Fakat işin doğrusu, Sargeant buraya tamamen kendi emeğiyle gelmiş ve bu yolda epey güçlük çekmiş birisi.
2000 yılının son gününde Florida’da dünyaya gelen Sargeant, motor sporları kariyeri uğruna 15 yaşındayken ülkesini terk etti ve kendisine tek hedef olarak F1’i belirledi. Bunun yolu da doğal olarak Avrupa serilerinde yarışmaktan geçiyordu.

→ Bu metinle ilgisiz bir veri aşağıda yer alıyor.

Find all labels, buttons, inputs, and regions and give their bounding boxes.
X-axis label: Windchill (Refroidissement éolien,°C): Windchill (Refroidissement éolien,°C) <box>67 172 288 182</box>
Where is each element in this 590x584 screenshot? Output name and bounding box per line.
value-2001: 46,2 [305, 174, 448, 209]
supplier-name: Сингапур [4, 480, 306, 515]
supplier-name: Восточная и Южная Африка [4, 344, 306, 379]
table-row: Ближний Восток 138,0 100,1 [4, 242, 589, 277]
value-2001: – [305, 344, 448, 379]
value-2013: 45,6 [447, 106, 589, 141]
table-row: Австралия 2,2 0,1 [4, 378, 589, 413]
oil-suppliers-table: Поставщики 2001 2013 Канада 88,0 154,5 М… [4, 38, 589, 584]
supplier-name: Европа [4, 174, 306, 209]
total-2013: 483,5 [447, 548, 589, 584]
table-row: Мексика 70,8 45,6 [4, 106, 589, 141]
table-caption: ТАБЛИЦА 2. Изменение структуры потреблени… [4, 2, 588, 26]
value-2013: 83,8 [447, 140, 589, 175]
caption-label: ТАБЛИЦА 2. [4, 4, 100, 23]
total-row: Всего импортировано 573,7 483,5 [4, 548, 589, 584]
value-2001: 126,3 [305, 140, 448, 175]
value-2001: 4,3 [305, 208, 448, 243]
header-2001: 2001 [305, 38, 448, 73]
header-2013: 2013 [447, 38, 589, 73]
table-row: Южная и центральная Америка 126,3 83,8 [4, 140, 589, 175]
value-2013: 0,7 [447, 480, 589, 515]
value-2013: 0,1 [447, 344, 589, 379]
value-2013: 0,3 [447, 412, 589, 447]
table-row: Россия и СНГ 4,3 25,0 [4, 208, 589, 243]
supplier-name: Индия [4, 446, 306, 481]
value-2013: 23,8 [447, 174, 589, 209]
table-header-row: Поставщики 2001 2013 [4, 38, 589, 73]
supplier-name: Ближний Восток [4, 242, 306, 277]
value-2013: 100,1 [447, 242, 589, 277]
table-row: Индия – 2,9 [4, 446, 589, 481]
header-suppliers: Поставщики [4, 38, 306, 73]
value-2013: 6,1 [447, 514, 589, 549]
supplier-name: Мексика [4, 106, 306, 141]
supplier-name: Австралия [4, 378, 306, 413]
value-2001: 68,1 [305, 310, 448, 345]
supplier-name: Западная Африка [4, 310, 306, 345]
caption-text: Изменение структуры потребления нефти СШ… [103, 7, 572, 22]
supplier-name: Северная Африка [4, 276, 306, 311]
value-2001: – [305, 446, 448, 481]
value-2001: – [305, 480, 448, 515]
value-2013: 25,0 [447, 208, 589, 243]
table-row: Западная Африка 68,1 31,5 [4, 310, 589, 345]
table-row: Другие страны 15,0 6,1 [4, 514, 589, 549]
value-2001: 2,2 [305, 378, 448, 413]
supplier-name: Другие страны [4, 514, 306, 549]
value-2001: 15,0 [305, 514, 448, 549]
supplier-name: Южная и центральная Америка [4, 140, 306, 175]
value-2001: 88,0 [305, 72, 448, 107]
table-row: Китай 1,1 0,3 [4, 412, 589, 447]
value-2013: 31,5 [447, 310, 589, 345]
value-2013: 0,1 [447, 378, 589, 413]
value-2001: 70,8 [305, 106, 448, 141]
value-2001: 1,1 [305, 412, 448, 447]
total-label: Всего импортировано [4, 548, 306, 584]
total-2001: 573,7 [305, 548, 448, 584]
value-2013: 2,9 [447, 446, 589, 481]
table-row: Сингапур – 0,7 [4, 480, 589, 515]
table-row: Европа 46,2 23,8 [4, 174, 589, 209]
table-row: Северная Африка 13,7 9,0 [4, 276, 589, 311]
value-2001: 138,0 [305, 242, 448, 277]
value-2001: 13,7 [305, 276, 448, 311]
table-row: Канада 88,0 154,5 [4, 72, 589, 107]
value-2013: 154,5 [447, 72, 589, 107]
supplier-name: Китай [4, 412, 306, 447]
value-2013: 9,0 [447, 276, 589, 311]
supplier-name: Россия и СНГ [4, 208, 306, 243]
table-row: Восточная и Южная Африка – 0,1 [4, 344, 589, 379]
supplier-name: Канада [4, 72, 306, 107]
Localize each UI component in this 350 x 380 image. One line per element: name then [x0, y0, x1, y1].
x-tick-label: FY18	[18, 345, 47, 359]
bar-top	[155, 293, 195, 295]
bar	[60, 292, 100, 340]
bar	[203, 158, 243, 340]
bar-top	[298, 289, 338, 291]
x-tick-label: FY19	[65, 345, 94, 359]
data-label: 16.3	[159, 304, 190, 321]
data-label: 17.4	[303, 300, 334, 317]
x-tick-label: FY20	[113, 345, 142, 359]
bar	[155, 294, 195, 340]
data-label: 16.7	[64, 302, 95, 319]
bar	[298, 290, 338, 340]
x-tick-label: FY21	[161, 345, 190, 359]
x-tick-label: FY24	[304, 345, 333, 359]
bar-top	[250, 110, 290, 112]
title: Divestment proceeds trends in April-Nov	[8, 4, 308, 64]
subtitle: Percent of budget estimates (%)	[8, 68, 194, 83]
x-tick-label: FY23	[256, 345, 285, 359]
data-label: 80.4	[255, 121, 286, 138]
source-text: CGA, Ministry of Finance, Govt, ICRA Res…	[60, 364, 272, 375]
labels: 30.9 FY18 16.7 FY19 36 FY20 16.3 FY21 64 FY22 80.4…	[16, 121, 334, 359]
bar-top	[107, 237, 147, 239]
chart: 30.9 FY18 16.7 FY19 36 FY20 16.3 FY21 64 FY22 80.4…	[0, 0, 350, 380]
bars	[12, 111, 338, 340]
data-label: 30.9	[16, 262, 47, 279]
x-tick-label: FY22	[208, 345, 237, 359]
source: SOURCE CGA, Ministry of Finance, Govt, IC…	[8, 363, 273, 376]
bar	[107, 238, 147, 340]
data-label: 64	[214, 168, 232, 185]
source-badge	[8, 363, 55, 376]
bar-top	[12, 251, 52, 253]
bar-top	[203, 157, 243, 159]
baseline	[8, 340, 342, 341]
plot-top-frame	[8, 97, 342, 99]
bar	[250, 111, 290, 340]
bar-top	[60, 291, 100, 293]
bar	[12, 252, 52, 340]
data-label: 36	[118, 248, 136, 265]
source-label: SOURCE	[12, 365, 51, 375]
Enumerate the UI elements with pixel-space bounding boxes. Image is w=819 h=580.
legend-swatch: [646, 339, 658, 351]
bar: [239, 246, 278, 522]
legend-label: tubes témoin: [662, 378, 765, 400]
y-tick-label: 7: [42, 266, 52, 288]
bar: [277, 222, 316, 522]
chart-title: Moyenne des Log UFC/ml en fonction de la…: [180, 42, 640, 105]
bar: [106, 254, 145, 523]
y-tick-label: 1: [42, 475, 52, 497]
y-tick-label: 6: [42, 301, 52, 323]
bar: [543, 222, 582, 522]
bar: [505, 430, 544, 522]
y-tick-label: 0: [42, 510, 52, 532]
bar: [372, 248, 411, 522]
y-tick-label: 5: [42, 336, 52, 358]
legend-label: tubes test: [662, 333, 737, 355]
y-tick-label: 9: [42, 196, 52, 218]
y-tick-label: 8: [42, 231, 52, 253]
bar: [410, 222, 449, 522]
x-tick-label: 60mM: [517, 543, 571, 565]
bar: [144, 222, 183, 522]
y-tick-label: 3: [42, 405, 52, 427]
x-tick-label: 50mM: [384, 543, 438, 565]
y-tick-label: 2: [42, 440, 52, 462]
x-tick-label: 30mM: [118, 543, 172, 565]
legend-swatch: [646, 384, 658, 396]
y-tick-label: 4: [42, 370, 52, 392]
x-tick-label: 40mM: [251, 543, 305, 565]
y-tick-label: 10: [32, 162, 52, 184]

Formula 4 serilerinde kendini kanıtlamasının ardından 2019 sezonunda Carlin ile Formula 3’e giriş yapan Sargeant, 2020 sezonunda serinin en iyi takımı olan Prema’ya geçti. O sezon çok iyi bir performans sergilemesinin ardından az kalsın Oscar Piastri’yi de mağlup edecekti… fakat dramatik bir son yarışın ardından şampiyonluğu kaybetti.
Prema o sezon performans nedeniyle Sargeant’ı tercih etmişti, fakat o dönem kendisinin ardında ne bir takımın desteği vardı, ne de yeterli finansman… bu da Sargeant’ın Formula 2’ye yükselememesine, daha da kötüsü, serinin en kötü takımı olan Charouz ile F3’te bir sene daha zorunda kalmasına sebep oldu.
En kötü araçla bir zafere imza atan ve şampiyonayı yedinci tamamlayan Sargeant bu performansın ardından yeniden yapılanan Williams’ın dikkatini çekti ve akademiye alınmasının ardından Carlin ile F2’ye yükselmeye hak kazandı.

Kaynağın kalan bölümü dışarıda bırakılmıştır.